4.[22] Tandis qu’il était occupé à ces arrangements et préparatifs, il perdit la raison dans les fumées de l’orgueil : gonflé de cette prospérité périssable, il fit bon marché de la puissance immortelle et capable de durer toujours, — je veux dire la piété envers Dieu et l’observance des lois. C’est ainsi qu’il fut perdu par ses succès et retomba aux fautes de son père, où le précipitèrent à son tour l’éclat de sa fortune et la grandeur de ses biens, qu’il ne sut pas diriger sagement. Lors d’un jour de fête important, qui comportait une réunion de tout le peuple, il se revêtit du vêtement pontifical et pénétra dans le sanctuaire pour offrir de l’encens à Dieu sur l’autel d’or. Comme le grand-prêtre Azarias, assisté de quatre-vingts prêtres, voulut l’en empêcher, — car il n’était pas permis au roi, disaient-ils, d’offrir sur l’autel, et seuls en avaient le droit ceux de la famille d’Aaron, — et qu’ils lui criaient de sortir sans pécher envers Dieu, dans sa fureur il les menaça de mort, s’ils ne se tenaient tranquilles. Mais, à ce moment, une forte secousse ébranla la terre, et le Temple s’étant entrouvert, la lumière éclatante du soleil en jaillit et tomba sur la face du roi[23], de sorte qu’aussitôt la lèpre l’envahit et, devant la ville, près de l’endroit appelé Erogé[24], la moitié de la montagne d’Occident fut arrachée et, après avoir roulé quatre stades, s’arrêta vers le mont d’Orient, de façon à obstruer les voies d’accès et les jardins du roi[25]. Lorsque les prêtres virent le visage du roi envahi par la lèpre, ils lui annoncèrent son malheur et l’invitèrent à sortir de la ville comme impur. Et lui, dans la honte de l’affreux événement et dans l’impossibilité désormais de se mouvoir librement, obéit à leur injonction : tel fut le misérable et pitoyable châtiment qu’il eut à subir pour des prétentions trop au-dessus de la condition humaine et les impiétés où elles l’entraînèrent à l’égard de Dieu. Il demeura nu certain temps en dehors de la ville[26], menant une vie de simple particulier ; son fils Jotham le remplaçait au pouvoir.
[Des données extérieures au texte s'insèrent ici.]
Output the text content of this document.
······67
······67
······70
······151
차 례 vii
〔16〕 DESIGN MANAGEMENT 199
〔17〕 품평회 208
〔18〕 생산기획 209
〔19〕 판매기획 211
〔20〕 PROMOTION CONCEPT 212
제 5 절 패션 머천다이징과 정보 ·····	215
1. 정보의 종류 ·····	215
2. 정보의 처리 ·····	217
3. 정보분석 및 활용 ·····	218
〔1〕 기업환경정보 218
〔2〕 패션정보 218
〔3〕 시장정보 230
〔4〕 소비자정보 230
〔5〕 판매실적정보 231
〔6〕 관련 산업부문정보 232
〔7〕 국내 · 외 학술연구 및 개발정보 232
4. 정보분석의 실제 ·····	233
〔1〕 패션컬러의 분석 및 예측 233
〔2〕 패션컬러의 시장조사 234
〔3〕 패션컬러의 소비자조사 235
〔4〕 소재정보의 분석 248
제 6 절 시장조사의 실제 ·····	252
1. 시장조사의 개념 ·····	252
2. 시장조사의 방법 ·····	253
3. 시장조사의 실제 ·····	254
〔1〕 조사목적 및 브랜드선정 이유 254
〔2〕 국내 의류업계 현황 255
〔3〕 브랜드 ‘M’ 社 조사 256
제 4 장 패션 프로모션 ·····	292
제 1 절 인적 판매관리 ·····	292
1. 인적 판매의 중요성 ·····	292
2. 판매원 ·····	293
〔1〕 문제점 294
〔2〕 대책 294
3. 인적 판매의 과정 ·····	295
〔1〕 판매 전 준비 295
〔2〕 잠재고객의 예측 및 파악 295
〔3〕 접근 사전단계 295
Enfin, il mourut du chagrin et du découragement causés par son malheur, après avoir vécu soixante-huit ans, dont il régna cinquante-deux. Il fut enseveli seul dans ses propres jardins[27].
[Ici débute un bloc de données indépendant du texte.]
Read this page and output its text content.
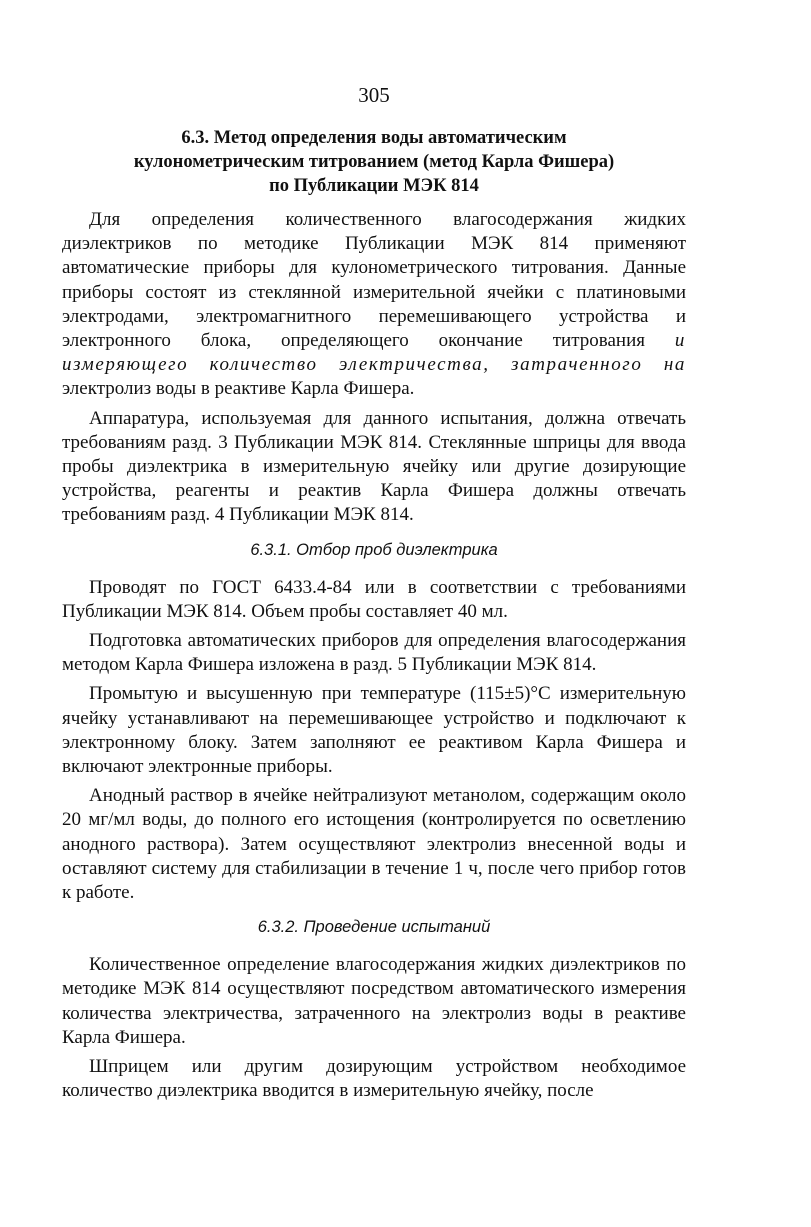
305
6.3. Метод определения воды автоматическим
кулонометрическим титрованием (метод Карла Фишера)
по Публикации МЭК 814

Для определения количественного влагосодержания жидких диэлектриков по методике Публикации МЭК 814 применяют автоматические приборы для кулонометрического титрования. Данные приборы состоят из стеклянной измерительной ячейки с платиновыми электродами, электромагнитного перемешивающего устройства и электронного блока, определяющего окончание титрования и измеряющего количество электричества, затраченного на электролиз воды в реактиве Карла Фишера.

Аппаратура, используемая для данного испытания, должна отвечать требованиям разд. 3 Публикации МЭК 814. Стеклянные шприцы для ввода пробы диэлектрика в измерительную ячейку или другие дозирующие устройства, реагенты и реактив Карла Фишера должны отвечать требованиям разд. 4 Публикации МЭК 814.

6.3.1. Отбор проб диэлектрика

Проводят по ГОСТ 6433.4-84 или в соответствии с требованиями Публикации МЭК 814. Объем пробы составляет 40 мл.

Подготовка автоматических приборов для определения влагосодержания методом Карла Фишера изложена в разд. 5 Публикации МЭК 814.

Промытую и высушенную при температуре (115±5)°С измерительную ячейку устанавливают на перемешивающее устройство и подключают к электронному блоку. Затем заполняют ее реактивом Карла Фишера и включают электронные приборы.

Анодный раствор в ячейке нейтрализуют метанолом, содержащим около 20 мг/мл воды, до полного его истощения (контролируется по осветлению анодного раствора). Затем осуществляют электролиз внесенной воды и оставляют систему для стабилизации в течение 1 ч, после чего прибор готов к работе.

6.3.2. Проведение испытаний

Количественное определение влагосодержания жидких диэлектриков по методике МЭК 814 осуществляют посредством автоматического измерения количества электричества, затраченного на электролиз воды в реактиве Карла Фишера.

Шприцем или другим дозирующим устройством необходимое количество диэлектрика вводится в измерительную ячейку, после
[22] Chroniques, XXVI, 16.
[23] Ces détails (tremblement de terre, fusée lumineuse, éboulement) ne sont pas dans la Bible, mais le tremblement de terre au temps d’Ozias est mentionné dans Amos, I, 1, et Zacharie, XIV, 5 ; il y avait donc sur ces événements une tradition midraschique. Le jaillissement de la lumière du soleil a peut-être été suggéré par l’emploi dans l’hébreu du mot qui s’applique plutôt au soleil.
[24] Localité inconnue et texte douteux. Les Exc. Peirosc. ont άπορρωγή, mot inconnu, mais qui pourrait signifier « la Fracture ». Hamaker propose xρήνη ‘Ρωγήλ « la source Roghel ».
[25] Cf. Zacharie, XIV, 4-5 : le mont d’Orient est le mont des Oliviers.
[26] La Bible dit : « dans son palais ».
[27] Les Rois (XV, 7) disent, au contraire, qu’il fut enseveli auprès de ses pères. La Chronique (II Chron., XXVI, 23) semble avoir amalgamé deux versions contradictoires : « ... il fut enterré avec ses pères, dans le champ de la sépulture des rois, car on disait qu’il était lépreux, etc. ... » ; ces derniers mots semblent indiquer une sépulture à part, et c’est cette version que parait suivre Josèphe.